The very essence of robotic manipulation tasks lies in the interaction of the manipulator with objects in their workpiece or environment. Tasks are divided largely into the three ones : non-contact task, contact task and impact phenomenon as a transition process from non-contact task to contact task. In order to effectively control a series of the three tasks, position/impact/force control is needed.
Redundant robot manipulators have a lot of advantages compared with nonredundant manipulators and provide increased flexibility and dexiterity for the executation of complex tasks. The redundancy can be effectively used to avoid singularities, optimize joint torques, and reduce the effects of impact while performing the desired end-effector task.

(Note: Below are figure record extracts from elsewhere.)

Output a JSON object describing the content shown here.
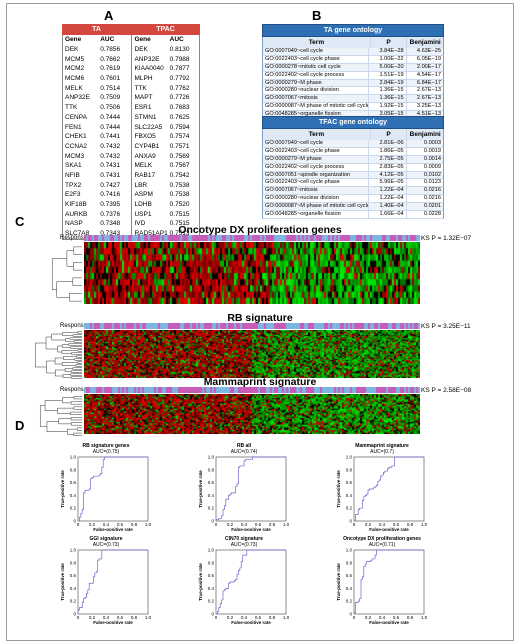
{
  "panels": {
    "a": "A",
    "b": "B",
    "c": "C",
    "d": "D"
  },
  "panel_a": {
    "col1": "TA",
    "col2": "TPAC",
    "gene": "Gene",
    "auc": "AUC",
    "ta": [
      [
        "DEK",
        "0.7856"
      ],
      [
        "MCM5",
        "0.7662"
      ],
      [
        "MCM2",
        "0.7619"
      ],
      [
        "MCM6",
        "0.7601"
      ],
      [
        "MELK",
        "0.7514"
      ],
      [
        "ANP32E",
        "0.7509"
      ],
      [
        "TTK",
        "0.7506"
      ],
      [
        "CENPA",
        "0.7444"
      ],
      [
        "FEN1",
        "0.7444"
      ],
      [
        "CHEK1",
        "0.7441"
      ],
      [
        "CCNA2",
        "0.7432"
      ],
      [
        "MCM3",
        "0.7432"
      ],
      [
        "SKA1",
        "0.7431"
      ],
      [
        "NFIB",
        "0.7431"
      ],
      [
        "TPX2",
        "0.7427"
      ],
      [
        "E2F3",
        "0.7416"
      ],
      [
        "KIF18B",
        "0.7395"
      ],
      [
        "AURKB",
        "0.7376"
      ],
      [
        "NASP",
        "0.7348"
      ],
      [
        "SLC7A8",
        "0.7343"
      ]
    ],
    "tpac": [
      [
        "DEK",
        "0.8130"
      ],
      [
        "ANP32E",
        "0.7988"
      ],
      [
        "KIAA0040",
        "0.7877"
      ],
      [
        "MLPH",
        "0.7792"
      ],
      [
        "TTK",
        "0.7762"
      ],
      [
        "MAPT",
        "0.7726"
      ],
      [
        "ESR1",
        "0.7683"
      ],
      [
        "STMN1",
        "0.7625"
      ],
      [
        "SLC22A5",
        "0.7594"
      ],
      [
        "FBXO5",
        "0.7574"
      ],
      [
        "CYP4B1",
        "0.7571"
      ],
      [
        "ANXA9",
        "0.7569"
      ],
      [
        "MELK",
        "0.7567"
      ],
      [
        "RAB17",
        "0.7542"
      ],
      [
        "LBR",
        "0.7538"
      ],
      [
        "ASPM",
        "0.7538"
      ],
      [
        "LDHB",
        "0.7520"
      ],
      [
        "USP1",
        "0.7515"
      ],
      [
        "IVD",
        "0.7515"
      ],
      [
        "RAD51AP1",
        "0.7513"
      ]
    ]
  },
  "panel_b": {
    "ta_title": "TA gene ontology",
    "tpac_title": "TFAC gene ontology",
    "col_term": "Term",
    "col_p": "P",
    "col_benj": "Benjamini",
    "ta_rows": [
      [
        "GO:0007049~cell cycle",
        "3.84E−28",
        "4.63E−25"
      ],
      [
        "GO:0022403~cell cycle phase",
        "1.00E−22",
        "6.05E−19"
      ],
      [
        "GO:0000278~mitotic cell cycle",
        "5.00E−20",
        "2.00E−17"
      ],
      [
        "GO:0022402~cell cycle process",
        "1.51E−19",
        "4.54E−17"
      ],
      [
        "GO:0000279~M phase",
        "2.84E−19",
        "6.84E−17"
      ],
      [
        "GO:0000280~nuclear division",
        "1.36E−15",
        "2.67E−13"
      ],
      [
        "GO:0007067~mitosis",
        "1.36E−15",
        "2.67E−13"
      ],
      [
        "GO:0000087~M phase of mitotic cell cycle",
        "1.92E−15",
        "3.25E−13"
      ],
      [
        "GO:0048285~organelle fission",
        "3.05E−15",
        "4.51E−13"
      ],
      [
        "GO:0006259~DNA metabolic process",
        "1.17E−12",
        "1.57E−10"
      ]
    ],
    "tpac_rows": [
      [
        "GO:0007049~cell cycle",
        "2.81E−06",
        "0.0003"
      ],
      [
        "GO:0022403~cell cycle phase",
        "1.86E−05",
        "0.0019"
      ],
      [
        "GO:0000279~M phase",
        "2.75E−05",
        "0.0014"
      ],
      [
        "GO:0022402~cell cycle process",
        "2.83E−05",
        "0.0009"
      ],
      [
        "GO:0007051~spindle organization",
        "4.12E−05",
        "0.0102"
      ],
      [
        "GO:0022403~cell cycle phase",
        "5.96E−05",
        "0.0123"
      ],
      [
        "GO:0007067~mitosis",
        "1.22E−04",
        "0.0216"
      ],
      [
        "GO:0000280~nuclear division",
        "1.22E−04",
        "0.0216"
      ],
      [
        "GO:0000087~M phase of mitotic cell cycle",
        "1.40E−04",
        "0.0201"
      ],
      [
        "GO:0048285~organelle fission",
        "1.66E−04",
        "0.0228"
      ]
    ]
  },
  "panel_c": {
    "response": "Response",
    "heatmaps": [
      {
        "title": "Oncotype DX proliferation genes",
        "ks": "KS P = 1.32E−07"
      },
      {
        "title": "RB signature",
        "ks": "KS P = 3.25E−11"
      },
      {
        "title": "Mammaprint signature",
        "ks": "KS P = 2.58E−08"
      }
    ]
  },
  "panel_d": {
    "xlabel": "False-positive rate",
    "ylabel": "True-positive rate",
    "ticks": [
      "0",
      "0.2",
      "0.4",
      "0.6",
      "0.8",
      "1.0"
    ],
    "plots": [
      {
        "title": "RB signature genes",
        "auc": "AUC=(0.75)"
      },
      {
        "title": "RB all",
        "auc": "AUC=(0.74)"
      },
      {
        "title": "Mammaprint signature",
        "auc": "AUC=(0.7)"
      },
      {
        "title": "GGI signature",
        "auc": "AUC=(0.73)"
      },
      {
        "title": "CIN70 signature",
        "auc": "AUC=(0.73)"
      },
      {
        "title": "Oncotype DX proliferation genes",
        "auc": "AUC=(0.71)"
      }
    ]
  },
  "colors": {
    "red_header": "#d4473f",
    "blue_header": "#2f6fb3",
    "response_a": "#c85ab8",
    "response_b": "#7db6e0",
    "roc_line": "#6a6ad0"
  }
}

In this thesis, a strategy for position/impact/force control of robot manipulators with kinematic redundancy is proposed. For the proposed strategy, effective control algorithm of arm configuration and performance measures which express the optimum configuration for the given task are required.
First of all, we propose an effective real-time dynamic control algorithm for redundant manipulators which optimizes arbitrary performance measure using internal self-motion capability while tracking a desired end effector trajectory and shows low computational burden compared with the conventional method such as the method of Hsu et al. Second, we investigate the optimum configurations for reducing impact effects and improving contact task. Finally, through switching the performance measure, we show that optimum configrration for each task is obtained when manipulator faces a series of the tasks.
The effectiveness of the proposed strategy is illustrated with computer simulation results.